Dans le tableau no.3, les circonstances matérielles des discours médiatiques ont été évincées, car elles dépendent du média choisi. Nous revenons ici sur ces circonstances, afin de les expliciter. Selon Charaudeau, le contrat de communication en lien avec le discours apparaissant dans la presse est « essentiellement une aire scripturale, faite de mots, de graphiques, de dessins, et parfois d’images fixes » (Charaudeau, 2005 : 92).
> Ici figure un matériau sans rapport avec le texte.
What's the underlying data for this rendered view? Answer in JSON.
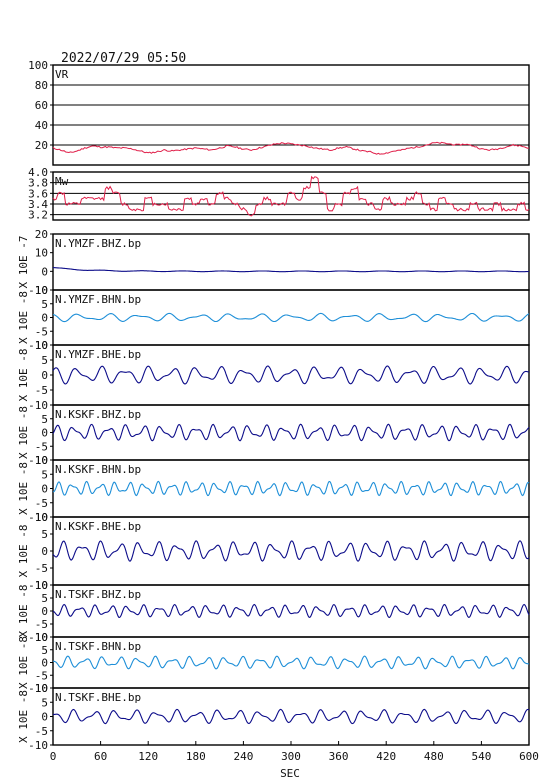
{
  "header": {
    "timestamp": "2022/07/29 05:50"
  },
  "xaxis": {
    "label": "SEC",
    "ticks": [
      0,
      60,
      120,
      180,
      240,
      300,
      360,
      420,
      480,
      540,
      600
    ],
    "range": [
      0,
      600
    ]
  },
  "colors": {
    "vr_mw": "#e0204a",
    "dark": "#0d0d8a",
    "light": "#1e8fd8",
    "grid": "#000000"
  },
  "chart_data": [
    {
      "type": "line",
      "panel": "vr",
      "title": "VR",
      "ylim": [
        0,
        100
      ],
      "yticks": [
        "100",
        "80",
        "60",
        "40",
        "20"
      ],
      "grid": true,
      "series": [
        {
          "name": "VR",
          "x": [
            0,
            10,
            20,
            30,
            40,
            50,
            60,
            70,
            80,
            90,
            100,
            110,
            120,
            130,
            140,
            150,
            160,
            170,
            180,
            190,
            200,
            210,
            220,
            230,
            240,
            250,
            260,
            270,
            280,
            290,
            300,
            310,
            320,
            330,
            340,
            350,
            360,
            370,
            380,
            390,
            400,
            410,
            420,
            430,
            440,
            450,
            460,
            470,
            480,
            490,
            500,
            510,
            520,
            530,
            540,
            550,
            560,
            570,
            580,
            590,
            600
          ],
          "y": [
            17,
            15,
            12,
            14,
            17,
            19,
            18,
            18,
            17,
            17,
            16,
            14,
            12,
            13,
            15,
            14,
            15,
            16,
            17,
            16,
            15,
            17,
            19,
            18,
            16,
            15,
            17,
            19,
            21,
            22,
            21,
            20,
            19,
            17,
            16,
            15,
            17,
            18,
            16,
            14,
            13,
            11,
            12,
            14,
            15,
            17,
            18,
            20,
            22,
            22,
            21,
            20,
            21,
            19,
            16,
            15,
            16,
            18,
            20,
            19,
            17
          ]
        }
      ]
    },
    {
      "type": "line",
      "panel": "mw",
      "title": "Mw",
      "ylim": [
        3.1,
        4.0
      ],
      "yticks": [
        "4.0",
        "3.8",
        "3.6",
        "3.4",
        "3.2"
      ],
      "grid": true,
      "series": [
        {
          "name": "Mw",
          "x": [
            0,
            10,
            20,
            30,
            40,
            50,
            60,
            70,
            80,
            90,
            100,
            110,
            120,
            130,
            140,
            150,
            160,
            170,
            180,
            190,
            200,
            210,
            220,
            230,
            240,
            250,
            260,
            270,
            280,
            290,
            300,
            310,
            320,
            330,
            340,
            350,
            360,
            370,
            380,
            390,
            400,
            410,
            420,
            430,
            440,
            450,
            460,
            470,
            480,
            490,
            500,
            510,
            520,
            530,
            540,
            550,
            560,
            570,
            580,
            590,
            600
          ],
          "y": [
            3.5,
            3.6,
            3.4,
            3.4,
            3.5,
            3.5,
            3.5,
            3.7,
            3.6,
            3.4,
            3.3,
            3.3,
            3.5,
            3.4,
            3.4,
            3.3,
            3.3,
            3.5,
            3.4,
            3.5,
            3.4,
            3.6,
            3.5,
            3.4,
            3.3,
            3.2,
            3.4,
            3.5,
            3.4,
            3.4,
            3.6,
            3.5,
            3.7,
            3.9,
            3.6,
            3.3,
            3.4,
            3.6,
            3.7,
            3.5,
            3.4,
            3.3,
            3.5,
            3.4,
            3.4,
            3.5,
            3.6,
            3.4,
            3.3,
            3.5,
            3.4,
            3.3,
            3.3,
            3.4,
            3.3,
            3.3,
            3.4,
            3.3,
            3.3,
            3.4,
            3.3
          ]
        }
      ]
    },
    {
      "type": "line",
      "panel": "trace",
      "title": "N.YMZF.BHZ.bp",
      "yunit": "X 10E -7",
      "ylim": [
        -10,
        20
      ],
      "yticks": [
        "20",
        "10",
        "0",
        "-10"
      ],
      "color": "dark",
      "amp": 0.5,
      "period": 40,
      "seed": 1
    },
    {
      "type": "line",
      "panel": "trace",
      "title": "N.YMZF.BHN.bp",
      "yunit": "X 10E -8",
      "ylim": [
        -10,
        10
      ],
      "yticks": [
        "10",
        "5",
        "0",
        "-5",
        "-10"
      ],
      "color": "light",
      "amp": 1.5,
      "period": 38,
      "seed": 2
    },
    {
      "type": "line",
      "panel": "trace",
      "title": "N.YMZF.BHE.bp",
      "yunit": "X 10E -8",
      "ylim": [
        -10,
        10
      ],
      "yticks": [
        "10",
        "5",
        "0",
        "-5",
        "-10"
      ],
      "color": "dark",
      "amp": 3,
      "period": 30,
      "seed": 3
    },
    {
      "type": "line",
      "panel": "trace",
      "title": "N.KSKF.BHZ.bp",
      "yunit": "X 10E -8",
      "ylim": [
        -10,
        10
      ],
      "yticks": [
        "5",
        "0",
        "-5",
        "-10"
      ],
      "color": "dark",
      "amp": 3,
      "period": 22,
      "seed": 4
    },
    {
      "type": "line",
      "panel": "trace",
      "title": "N.KSKF.BHN.bp",
      "yunit": "X 10E -8",
      "ylim": [
        -10,
        10
      ],
      "yticks": [
        "10",
        "5",
        "0",
        "-5",
        "-10"
      ],
      "color": "light",
      "amp": 2.5,
      "period": 18,
      "seed": 5
    },
    {
      "type": "line",
      "panel": "trace",
      "title": "N.KSKF.BHE.bp",
      "yunit": "X 10E -8",
      "ylim": [
        -10,
        10
      ],
      "yticks": [
        "10",
        "5",
        "0",
        "-5",
        "-10"
      ],
      "color": "dark",
      "amp": 3,
      "period": 24,
      "seed": 6
    },
    {
      "type": "line",
      "panel": "trace",
      "title": "N.TSKF.BHZ.bp",
      "yunit": "X 10E -8",
      "ylim": [
        -10,
        10
      ],
      "yticks": [
        "10",
        "5",
        "0",
        "-5",
        "-10"
      ],
      "color": "dark",
      "amp": 2.5,
      "period": 20,
      "seed": 7
    },
    {
      "type": "line",
      "panel": "trace",
      "title": "N.TSKF.BHN.bp",
      "yunit": "X 10E -8",
      "ylim": [
        -10,
        10
      ],
      "yticks": [
        "10",
        "5",
        "0",
        "-5",
        "-10"
      ],
      "color": "light",
      "amp": 2.5,
      "period": 22,
      "seed": 8
    },
    {
      "type": "line",
      "panel": "trace",
      "title": "N.TSKF.BHE.bp",
      "yunit": "X 10E -8",
      "ylim": [
        -10,
        10
      ],
      "yticks": [
        "10",
        "5",
        "0",
        "-5",
        "-10"
      ],
      "color": "dark",
      "amp": 2.5,
      "period": 26,
      "seed": 9
    }
  ]
}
La presse peut être considérée comme l’un des plus vieux médias, qui a dû se renouveler et modifier son apparence et son organisation en fonction des innovations technologiques qu’ont été la radio, la télévision, Internet et aujourd’hui les smartphones et autres tablettes, nouveaux lieux de consommation de l’information. La tradition écrite de la presse se caractérise par un rapport distancié entre le producteur et le récepteur qui ne se rencontrent jamais. Cela demande un effort de conceptualisation de part et d’autre du média, ainsi qu’un parcours oculaire “multi- orienté” de l’espace d’écriture. De par cette distanciation, « la presse est un média qui, par définition, ne peut faire coïncider temps de l’événement, temps de l’écriture, temps de production de l’information et temps de la lecture » (Charaudeau, 2005 : 93). La presse se retrouve donc toujours en décalage avec la prise à la réalité, temporalité largement réduite pour les autres médias, du fait de l’effet de “direct” opéré d’abord par la télévision sur certaines émissions, et caractéristique principale de la radio et d’Internet. Le point fort, dirons-nous, de la presse est son caractère de média écrit, qui « joue un rôle de preuve pour l’établissement de la vérité, ce que ne peut faire l’oralité, non reparcourable et apparemment plus éphémère » (Charaudeau, 2005 : 93). De ce fait, la presse reste encore aujourd’hui le média privilégié pour la construction de marqueurs historiques de notre monde et donc pour la construction de représentations dont l’histoire se souvient. Une question demeure cependant : cette situation n’est-elle pas en train d’évoluer du fait même des grandes possibilités informatiques développées quant à la capacité d’archivage de l’oralité, de la radio ou de la télévision (développement de l’Institut National de l’Audiovisuel), ou encore même d’Internet ? Du moins pouvons-nous considérer que la presse reste aujourd’hui encore, et malgré les problématiques économiques que ce média rencontre, un des marqueurs historiques de notre temps.